Peppino ridotto a un’icona che non gli appartiene. Ecco il punto. Il progetto è comunque di ampio respiro, è stato finanziato, come annunciato, con 250.000 euro dalla Fondazione per il Sud, assieme al Museo della ndrangheta di Reggio Calabria, e prevede la creazione di “pietre dell’inciampo” (!) con idee, frasi, immagini forniti dagli studenti , con “totem multimediali” (!) , vicini alle parrocchie (!), che conterranno informazioni sulle iniziative socio-culturali dei luoghi e un “portale online” (!) che dovrebbe costituire un sito per ispirare, promuovere e realizzare la lotta alle mafie.

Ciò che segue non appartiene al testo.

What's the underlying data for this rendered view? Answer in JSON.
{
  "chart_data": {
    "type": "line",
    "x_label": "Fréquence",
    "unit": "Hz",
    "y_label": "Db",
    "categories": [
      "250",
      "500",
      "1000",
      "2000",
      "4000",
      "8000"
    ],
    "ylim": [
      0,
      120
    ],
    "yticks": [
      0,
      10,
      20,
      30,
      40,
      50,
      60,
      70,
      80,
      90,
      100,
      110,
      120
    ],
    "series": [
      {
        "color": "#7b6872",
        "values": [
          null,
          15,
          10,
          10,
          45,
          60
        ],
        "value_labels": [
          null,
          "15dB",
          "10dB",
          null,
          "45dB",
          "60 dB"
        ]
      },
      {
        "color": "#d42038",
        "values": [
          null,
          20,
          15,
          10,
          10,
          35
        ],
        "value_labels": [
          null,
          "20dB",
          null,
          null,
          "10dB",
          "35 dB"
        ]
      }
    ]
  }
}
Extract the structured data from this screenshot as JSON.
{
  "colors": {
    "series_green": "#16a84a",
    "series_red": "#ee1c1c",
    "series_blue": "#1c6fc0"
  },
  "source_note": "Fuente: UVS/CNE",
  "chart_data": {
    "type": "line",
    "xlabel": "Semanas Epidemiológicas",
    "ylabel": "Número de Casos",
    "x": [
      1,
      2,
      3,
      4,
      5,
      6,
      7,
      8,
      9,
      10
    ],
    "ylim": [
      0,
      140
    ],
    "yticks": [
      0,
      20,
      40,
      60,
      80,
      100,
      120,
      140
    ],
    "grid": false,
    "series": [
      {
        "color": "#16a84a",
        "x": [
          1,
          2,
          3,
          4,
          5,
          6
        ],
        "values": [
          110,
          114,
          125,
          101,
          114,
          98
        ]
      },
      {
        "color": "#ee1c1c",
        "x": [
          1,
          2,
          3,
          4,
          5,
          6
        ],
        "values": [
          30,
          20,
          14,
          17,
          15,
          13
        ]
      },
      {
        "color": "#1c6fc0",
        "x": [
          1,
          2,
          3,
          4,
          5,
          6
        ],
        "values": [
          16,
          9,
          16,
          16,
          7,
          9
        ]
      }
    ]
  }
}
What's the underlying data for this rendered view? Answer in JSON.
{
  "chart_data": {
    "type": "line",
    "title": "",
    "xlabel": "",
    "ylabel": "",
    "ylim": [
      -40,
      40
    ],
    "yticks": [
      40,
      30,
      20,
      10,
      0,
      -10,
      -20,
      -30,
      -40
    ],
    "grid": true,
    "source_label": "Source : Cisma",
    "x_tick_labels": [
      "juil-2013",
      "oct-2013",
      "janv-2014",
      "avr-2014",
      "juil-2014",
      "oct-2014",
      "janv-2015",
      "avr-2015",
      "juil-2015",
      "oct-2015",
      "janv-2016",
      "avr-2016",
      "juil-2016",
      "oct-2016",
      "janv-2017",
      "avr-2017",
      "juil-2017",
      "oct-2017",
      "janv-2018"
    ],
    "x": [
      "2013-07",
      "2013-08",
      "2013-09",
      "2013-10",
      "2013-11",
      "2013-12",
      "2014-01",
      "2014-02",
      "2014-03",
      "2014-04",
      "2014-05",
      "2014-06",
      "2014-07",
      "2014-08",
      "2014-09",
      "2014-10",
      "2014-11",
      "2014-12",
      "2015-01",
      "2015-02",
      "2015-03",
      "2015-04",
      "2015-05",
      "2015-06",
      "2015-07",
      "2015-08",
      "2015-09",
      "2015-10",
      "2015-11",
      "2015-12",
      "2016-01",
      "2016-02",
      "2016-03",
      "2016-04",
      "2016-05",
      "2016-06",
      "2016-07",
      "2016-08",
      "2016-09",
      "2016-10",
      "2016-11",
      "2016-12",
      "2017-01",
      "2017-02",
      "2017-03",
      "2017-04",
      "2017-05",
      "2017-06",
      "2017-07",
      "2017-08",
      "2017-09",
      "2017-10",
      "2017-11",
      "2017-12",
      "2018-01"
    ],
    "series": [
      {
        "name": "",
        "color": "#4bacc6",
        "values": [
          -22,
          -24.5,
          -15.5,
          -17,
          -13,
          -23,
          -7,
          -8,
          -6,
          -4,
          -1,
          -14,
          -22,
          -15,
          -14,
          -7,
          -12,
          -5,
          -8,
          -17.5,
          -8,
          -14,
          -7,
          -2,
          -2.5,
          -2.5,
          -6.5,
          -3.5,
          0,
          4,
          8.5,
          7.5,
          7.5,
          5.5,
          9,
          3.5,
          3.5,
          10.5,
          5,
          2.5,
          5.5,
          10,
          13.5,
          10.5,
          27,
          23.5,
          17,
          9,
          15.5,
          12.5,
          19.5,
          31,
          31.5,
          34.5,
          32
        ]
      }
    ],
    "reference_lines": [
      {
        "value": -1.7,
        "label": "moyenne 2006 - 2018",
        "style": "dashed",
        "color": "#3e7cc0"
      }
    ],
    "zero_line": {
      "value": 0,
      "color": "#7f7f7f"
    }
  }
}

I sindaci se ne sono poi andati, perché al corteo del pomeriggio ne sono stati visti pochissimi. Intanto sull’altro fronte, cioè su quello del Forum Antimafia, nella stessa casa del boss, che il Forum ha battezzato, unilateralmente, ”Casa Nove maggio”, si parlava dei problemi dei No-Tav in Val di Susa, dai cui paesi è intervenuta una folta delegazione, della crisi che sta strangolando i ceti più deboli e di una serie di drammatiche realtà in lotta per la perdita o per la difesa del posto di lavoro.

Anche in questa occasione si sono contemporaneamente intraviste due concezioni diverse di concepire la lotta alla mafia come problema sociale di scontro col potere o come momento istituzionale e commemorativo.

Nel pomeriggio, dalla sede di Radio Aut, a Terrasini, è partito il corteo, con un numero di partecipanti che ogni anno ormai si può dire costante, circa quattromila, provenienti da tutta Italia, ma, nonostante le dichiarazioni di apertura al territorio, gli abitanti di Cinisi, come al solito, erano pochissimi: è giusto, comunque, rilevare che ce n’erano tanti alla veglia di preghiera con don Ciotti. Così come ce n’erano tanti a far casino per le strade per lo scudetto della Juventus.

Come ogni anno è stata idealmente riaccesa la Radio Aut da Salvo. Il corteo è snodato per le strade di Terrasini, festoso in qualche parte, incazzato in qualche altra, con una serie di striscioni di realtà in lotta e con lo slogan ossessivamente ripetuto: “Peppino è vivo e lotta insieme a noi, le nostre idee non moriranno mai”.

Si è presentato Leoluca Orlando, al quale è stato fatto qualche fischio: qualcuno ha gridato: “Fuori i democristiani dal corteo,” dimenticando che Orlando non è democristiano da più di vent’anni e che la sua candidatura ha spaccato e demolito i partiti di potere in Sicilia. Molti fischi invece a Ferrandelli, il giovane rampante del PD, che contenderà ad Orlando la poltrona di sindaco al ballottaggio e che, di Orlando è stato un pupillo. Stesso copione del primo maggio a Portella della Ginestra e, in buona parte, stessi protagonisti. Inopportuni fischi e inopportune conseguenti polemiche. La notizia non è data dai fischi, ma dalla costante presenza di tanta gente che dice un no convinto alla mafia ed è il segno della Sicilia che vuol cambiare.

Il corteo si è concluso con un intervento, dal balcone della casa “Nove Maggio” , di Felicetta Vitale, moglie di Giovanni Impastato e presidentessa di “Casa Memoria” e con la lettura di un documento finale del Forum Sociale Antimafia fatta da Salvo Vitale. Il sindaco ha chiuso tutto con un frettoloso saluto.

Questa volta nessuna polemica. I due gruppi che hanno dato vita alle iniziative per il nove maggio nel nome di Peppino e che hanno portato avanti diversi programmi, senza incontrarsi e senza scontrarsi, hanno trovato un momento di sintesi, anche nel corteo, così come lo avevano trovato due giorni prima per la commemorazione di Guido Orlando, un compagno di Peppino recentemente scomparso.

Un ricordo e un lungo applauso è stato fatto per Vittorio Arrigoni, ucciso in Palestina lo scorso anno, poco prima della sua venuta a Cinisi e per Guido Orlando. In serata, mentre i ragazzi del Forum consumavano un pezzo di sfincione preparato nella “ Casa nove maggio”, i Modena City Ramblers, che non erano tutti e sette, ma solo tre, hanno chiuso, con un concerto in piazza, le manifestazioni di quest’anno.